Classification of point-group-symmetric orientational ordering tensors

TL;DR

This paper develops a comprehensive framework to classify and construct order parameter tensors for all three-dimensional point-group-symmetric orientational orders, advancing understanding of symmetry-breaking in complex phases.

Contribution

It introduces a unified gauge theoretical approach to explicitly construct minimal tensor order parameters for all 3D point groups, enabling systematic identification of exotic orientational orders.

Findings

Constructed tensor order parameters for all 3D point groups.

Provided explicit forms for key symmetry groups such as Cn, Dn, T, O, I.

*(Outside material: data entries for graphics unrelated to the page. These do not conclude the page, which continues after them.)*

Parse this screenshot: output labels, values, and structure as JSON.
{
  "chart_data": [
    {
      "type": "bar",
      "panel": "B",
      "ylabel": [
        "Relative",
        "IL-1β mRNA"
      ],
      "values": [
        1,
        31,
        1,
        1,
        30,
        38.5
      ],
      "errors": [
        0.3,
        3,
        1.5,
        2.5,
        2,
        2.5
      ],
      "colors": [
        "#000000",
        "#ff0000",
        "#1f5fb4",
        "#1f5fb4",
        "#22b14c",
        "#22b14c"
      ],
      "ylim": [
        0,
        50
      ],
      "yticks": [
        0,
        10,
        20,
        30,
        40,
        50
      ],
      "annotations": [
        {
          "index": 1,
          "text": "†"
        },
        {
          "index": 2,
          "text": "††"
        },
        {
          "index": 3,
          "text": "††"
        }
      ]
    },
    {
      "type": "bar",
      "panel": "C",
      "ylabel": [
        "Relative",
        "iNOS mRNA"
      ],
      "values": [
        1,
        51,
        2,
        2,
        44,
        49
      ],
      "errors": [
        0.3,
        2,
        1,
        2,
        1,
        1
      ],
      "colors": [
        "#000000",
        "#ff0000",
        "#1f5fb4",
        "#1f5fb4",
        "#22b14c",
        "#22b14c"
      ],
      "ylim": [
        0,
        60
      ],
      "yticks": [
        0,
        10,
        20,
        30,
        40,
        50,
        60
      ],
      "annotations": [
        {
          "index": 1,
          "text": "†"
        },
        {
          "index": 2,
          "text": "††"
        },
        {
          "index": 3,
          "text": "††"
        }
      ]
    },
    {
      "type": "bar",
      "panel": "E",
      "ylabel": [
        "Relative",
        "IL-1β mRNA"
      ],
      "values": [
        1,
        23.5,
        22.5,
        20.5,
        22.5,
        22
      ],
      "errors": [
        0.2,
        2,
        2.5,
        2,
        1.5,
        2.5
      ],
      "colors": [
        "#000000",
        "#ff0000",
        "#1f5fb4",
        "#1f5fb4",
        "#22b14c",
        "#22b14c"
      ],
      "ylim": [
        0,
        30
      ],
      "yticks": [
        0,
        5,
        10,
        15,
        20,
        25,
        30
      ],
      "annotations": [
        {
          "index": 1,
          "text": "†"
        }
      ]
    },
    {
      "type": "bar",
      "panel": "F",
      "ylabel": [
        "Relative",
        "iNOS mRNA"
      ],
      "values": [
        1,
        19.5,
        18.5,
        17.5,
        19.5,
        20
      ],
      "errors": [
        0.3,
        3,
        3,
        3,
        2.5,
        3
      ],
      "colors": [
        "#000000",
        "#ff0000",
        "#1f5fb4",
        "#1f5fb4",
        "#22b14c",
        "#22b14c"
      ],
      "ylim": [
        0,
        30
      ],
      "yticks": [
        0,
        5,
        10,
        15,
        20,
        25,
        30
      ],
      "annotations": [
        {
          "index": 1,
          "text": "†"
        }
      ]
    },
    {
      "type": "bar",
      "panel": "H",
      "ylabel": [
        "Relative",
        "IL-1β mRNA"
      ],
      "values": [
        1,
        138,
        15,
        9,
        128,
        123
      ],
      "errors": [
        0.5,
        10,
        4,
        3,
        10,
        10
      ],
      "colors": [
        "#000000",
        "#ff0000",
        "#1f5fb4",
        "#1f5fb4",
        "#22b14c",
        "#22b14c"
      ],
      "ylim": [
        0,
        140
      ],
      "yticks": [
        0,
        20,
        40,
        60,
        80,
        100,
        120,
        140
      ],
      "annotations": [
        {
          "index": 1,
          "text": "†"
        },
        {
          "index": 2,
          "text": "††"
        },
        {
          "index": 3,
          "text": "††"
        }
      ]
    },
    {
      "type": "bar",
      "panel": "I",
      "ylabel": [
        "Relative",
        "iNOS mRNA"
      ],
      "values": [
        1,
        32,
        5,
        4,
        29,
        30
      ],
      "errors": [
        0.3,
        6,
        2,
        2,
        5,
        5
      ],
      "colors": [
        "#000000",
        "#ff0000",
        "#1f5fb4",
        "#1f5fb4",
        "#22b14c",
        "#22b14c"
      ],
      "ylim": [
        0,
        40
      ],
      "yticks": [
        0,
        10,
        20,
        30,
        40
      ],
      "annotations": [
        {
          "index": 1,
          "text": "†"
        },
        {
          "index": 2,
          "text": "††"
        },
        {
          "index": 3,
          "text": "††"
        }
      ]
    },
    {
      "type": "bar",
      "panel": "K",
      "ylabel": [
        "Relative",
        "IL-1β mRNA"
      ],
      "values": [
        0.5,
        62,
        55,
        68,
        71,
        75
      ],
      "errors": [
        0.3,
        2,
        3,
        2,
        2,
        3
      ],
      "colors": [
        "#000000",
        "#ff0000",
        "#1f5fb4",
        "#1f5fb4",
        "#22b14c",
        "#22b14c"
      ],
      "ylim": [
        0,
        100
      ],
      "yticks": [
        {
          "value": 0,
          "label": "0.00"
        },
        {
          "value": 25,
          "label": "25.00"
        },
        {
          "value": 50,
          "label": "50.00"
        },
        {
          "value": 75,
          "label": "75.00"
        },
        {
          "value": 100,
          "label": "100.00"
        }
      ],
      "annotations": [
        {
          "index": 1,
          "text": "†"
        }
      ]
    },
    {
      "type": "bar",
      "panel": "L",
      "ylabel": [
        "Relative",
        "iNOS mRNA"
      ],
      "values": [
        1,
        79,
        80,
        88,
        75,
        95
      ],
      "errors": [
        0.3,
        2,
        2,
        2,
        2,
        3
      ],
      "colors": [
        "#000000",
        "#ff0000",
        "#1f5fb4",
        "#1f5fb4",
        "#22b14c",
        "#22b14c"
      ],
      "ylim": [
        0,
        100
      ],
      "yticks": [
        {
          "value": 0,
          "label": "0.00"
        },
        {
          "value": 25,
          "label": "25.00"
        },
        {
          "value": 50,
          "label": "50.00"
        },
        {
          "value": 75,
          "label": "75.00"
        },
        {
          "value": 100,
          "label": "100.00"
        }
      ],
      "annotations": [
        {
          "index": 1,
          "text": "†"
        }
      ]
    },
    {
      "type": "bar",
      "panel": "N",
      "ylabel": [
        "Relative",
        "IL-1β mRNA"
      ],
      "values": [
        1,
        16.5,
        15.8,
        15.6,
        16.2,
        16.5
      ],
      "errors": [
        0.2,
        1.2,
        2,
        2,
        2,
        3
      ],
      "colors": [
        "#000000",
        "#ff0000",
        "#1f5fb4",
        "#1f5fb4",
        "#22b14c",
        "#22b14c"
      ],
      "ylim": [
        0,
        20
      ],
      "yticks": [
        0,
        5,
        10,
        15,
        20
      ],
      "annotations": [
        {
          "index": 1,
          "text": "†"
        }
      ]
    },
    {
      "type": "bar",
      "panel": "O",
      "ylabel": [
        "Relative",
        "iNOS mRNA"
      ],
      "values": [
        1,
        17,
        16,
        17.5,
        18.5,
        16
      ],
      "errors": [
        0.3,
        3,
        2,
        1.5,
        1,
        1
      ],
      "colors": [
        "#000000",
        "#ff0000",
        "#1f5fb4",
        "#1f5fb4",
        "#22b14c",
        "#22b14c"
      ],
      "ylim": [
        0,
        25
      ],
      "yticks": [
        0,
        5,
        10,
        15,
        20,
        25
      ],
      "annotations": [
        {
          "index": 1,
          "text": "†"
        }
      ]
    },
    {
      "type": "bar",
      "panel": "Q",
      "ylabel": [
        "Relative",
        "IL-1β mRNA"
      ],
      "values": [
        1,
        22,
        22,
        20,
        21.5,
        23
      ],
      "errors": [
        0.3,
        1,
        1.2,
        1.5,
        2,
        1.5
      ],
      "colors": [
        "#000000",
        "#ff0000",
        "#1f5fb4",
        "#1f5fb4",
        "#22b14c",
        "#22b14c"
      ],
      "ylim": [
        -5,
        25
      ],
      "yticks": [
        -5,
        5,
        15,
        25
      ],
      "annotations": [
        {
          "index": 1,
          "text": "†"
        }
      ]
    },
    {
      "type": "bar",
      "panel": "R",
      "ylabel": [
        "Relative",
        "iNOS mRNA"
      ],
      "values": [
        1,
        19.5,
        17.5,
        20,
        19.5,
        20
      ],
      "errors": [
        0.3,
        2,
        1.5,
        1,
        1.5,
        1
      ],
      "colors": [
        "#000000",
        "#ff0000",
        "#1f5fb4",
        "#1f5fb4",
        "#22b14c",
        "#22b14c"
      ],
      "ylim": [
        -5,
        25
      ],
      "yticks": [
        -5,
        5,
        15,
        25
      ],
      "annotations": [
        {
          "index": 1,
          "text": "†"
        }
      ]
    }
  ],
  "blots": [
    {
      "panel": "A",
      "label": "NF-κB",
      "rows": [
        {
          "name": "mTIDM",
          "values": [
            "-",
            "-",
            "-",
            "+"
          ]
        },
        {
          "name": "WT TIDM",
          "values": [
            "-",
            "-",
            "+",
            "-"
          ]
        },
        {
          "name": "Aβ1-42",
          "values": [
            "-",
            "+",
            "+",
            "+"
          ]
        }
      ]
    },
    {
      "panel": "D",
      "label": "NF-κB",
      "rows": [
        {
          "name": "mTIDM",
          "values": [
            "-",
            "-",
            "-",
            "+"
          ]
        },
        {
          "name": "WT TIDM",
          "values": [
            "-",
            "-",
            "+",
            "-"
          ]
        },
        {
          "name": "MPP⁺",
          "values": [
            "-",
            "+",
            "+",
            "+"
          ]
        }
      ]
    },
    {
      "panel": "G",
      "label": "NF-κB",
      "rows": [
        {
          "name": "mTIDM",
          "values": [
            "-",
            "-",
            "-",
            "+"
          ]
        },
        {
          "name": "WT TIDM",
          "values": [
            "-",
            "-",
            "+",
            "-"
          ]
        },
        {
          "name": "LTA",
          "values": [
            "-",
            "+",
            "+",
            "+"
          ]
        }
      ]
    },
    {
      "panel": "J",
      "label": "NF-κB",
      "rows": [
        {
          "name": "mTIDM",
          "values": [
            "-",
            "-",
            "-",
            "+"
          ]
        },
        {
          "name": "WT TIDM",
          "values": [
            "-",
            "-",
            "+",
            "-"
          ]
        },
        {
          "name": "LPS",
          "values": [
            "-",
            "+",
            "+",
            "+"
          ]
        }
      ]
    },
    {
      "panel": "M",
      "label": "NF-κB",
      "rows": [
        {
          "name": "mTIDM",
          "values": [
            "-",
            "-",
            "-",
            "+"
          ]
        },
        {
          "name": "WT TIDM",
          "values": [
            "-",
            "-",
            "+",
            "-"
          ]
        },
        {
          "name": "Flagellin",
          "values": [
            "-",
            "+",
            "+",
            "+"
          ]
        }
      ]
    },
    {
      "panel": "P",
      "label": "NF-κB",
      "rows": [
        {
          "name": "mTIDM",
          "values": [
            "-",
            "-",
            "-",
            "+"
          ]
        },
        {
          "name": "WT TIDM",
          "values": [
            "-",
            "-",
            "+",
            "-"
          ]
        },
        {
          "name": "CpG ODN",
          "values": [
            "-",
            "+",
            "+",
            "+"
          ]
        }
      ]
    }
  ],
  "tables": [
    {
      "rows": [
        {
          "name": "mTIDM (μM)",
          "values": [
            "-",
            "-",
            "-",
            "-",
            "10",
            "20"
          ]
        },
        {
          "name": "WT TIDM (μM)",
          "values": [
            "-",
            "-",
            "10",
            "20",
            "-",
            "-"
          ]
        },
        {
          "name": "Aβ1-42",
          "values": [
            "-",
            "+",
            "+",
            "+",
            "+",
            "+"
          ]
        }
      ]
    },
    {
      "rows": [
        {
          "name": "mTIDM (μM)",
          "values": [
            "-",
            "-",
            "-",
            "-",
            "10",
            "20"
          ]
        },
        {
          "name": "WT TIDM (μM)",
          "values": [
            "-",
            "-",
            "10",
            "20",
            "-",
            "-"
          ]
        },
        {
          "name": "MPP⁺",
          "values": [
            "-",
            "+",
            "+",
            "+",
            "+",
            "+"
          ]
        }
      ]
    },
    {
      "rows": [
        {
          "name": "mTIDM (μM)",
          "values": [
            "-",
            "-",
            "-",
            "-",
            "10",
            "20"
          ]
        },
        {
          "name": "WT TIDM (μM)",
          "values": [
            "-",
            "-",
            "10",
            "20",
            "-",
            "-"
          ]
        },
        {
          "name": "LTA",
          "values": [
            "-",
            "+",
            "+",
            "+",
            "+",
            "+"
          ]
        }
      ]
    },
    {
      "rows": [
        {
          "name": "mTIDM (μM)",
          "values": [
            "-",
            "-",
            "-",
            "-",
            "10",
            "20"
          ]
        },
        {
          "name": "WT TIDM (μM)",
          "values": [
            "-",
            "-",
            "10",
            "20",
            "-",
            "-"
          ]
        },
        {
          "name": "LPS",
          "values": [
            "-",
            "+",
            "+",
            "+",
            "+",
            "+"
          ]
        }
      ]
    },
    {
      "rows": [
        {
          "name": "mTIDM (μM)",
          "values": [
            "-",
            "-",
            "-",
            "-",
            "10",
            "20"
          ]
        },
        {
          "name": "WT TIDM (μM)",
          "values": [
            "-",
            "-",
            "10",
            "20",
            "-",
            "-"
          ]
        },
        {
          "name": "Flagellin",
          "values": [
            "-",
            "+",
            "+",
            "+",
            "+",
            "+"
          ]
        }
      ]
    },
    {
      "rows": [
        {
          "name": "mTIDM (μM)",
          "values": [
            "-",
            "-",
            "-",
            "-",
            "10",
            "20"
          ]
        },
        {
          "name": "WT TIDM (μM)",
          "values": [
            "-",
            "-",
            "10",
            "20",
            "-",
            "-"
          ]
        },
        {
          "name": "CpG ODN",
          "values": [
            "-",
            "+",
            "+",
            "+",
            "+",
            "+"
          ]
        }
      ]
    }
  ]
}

Facilitated the exploration of complex orientational phases in experimental systems.

Abstract

The concept of symmetry breaking has been a propelling force in understanding phases of matter. While rotational symmetry breaking is one of the most prevalent examples, the rich landscape of orientational orders breaking the rotational symmetries of isotropic space, i.e. $O(3)$, to a three-dimensional point group remain largely unexplored, apart from simple examples such as ferromagnetic or uniaxial nematic ordering. Here we provide an explicit construction, utilizing a recently introduced gauge theoretical framework, to address the three-dimensional point-group-symmetric orientational orders on a general footing. This unified approach allows us to enlist order parameter tensors for all three dimensional point groups. By construction, these tensor order parameters are the minimal set of simplest tensors allowed by the symmetries that uniquely characterize the orientational order. We explicitly give these for the point groups $\{C_n, D_n, T, O, I\} \subset SO(3)$ and $\{C_{nv}, S_n, C_{nh}, D_{nh}, D_{nd}, T_h, T_d, O_h, I_h\}\subset O(3)$ for $n=\{1,2,3,4,6, \infty\}$. This central result may be perceived as a roadmap for identifying exotic orientational orders that may become more and more in reach in view of rapid experimental progress in e.g. nano-colloidal systems and novel magnets.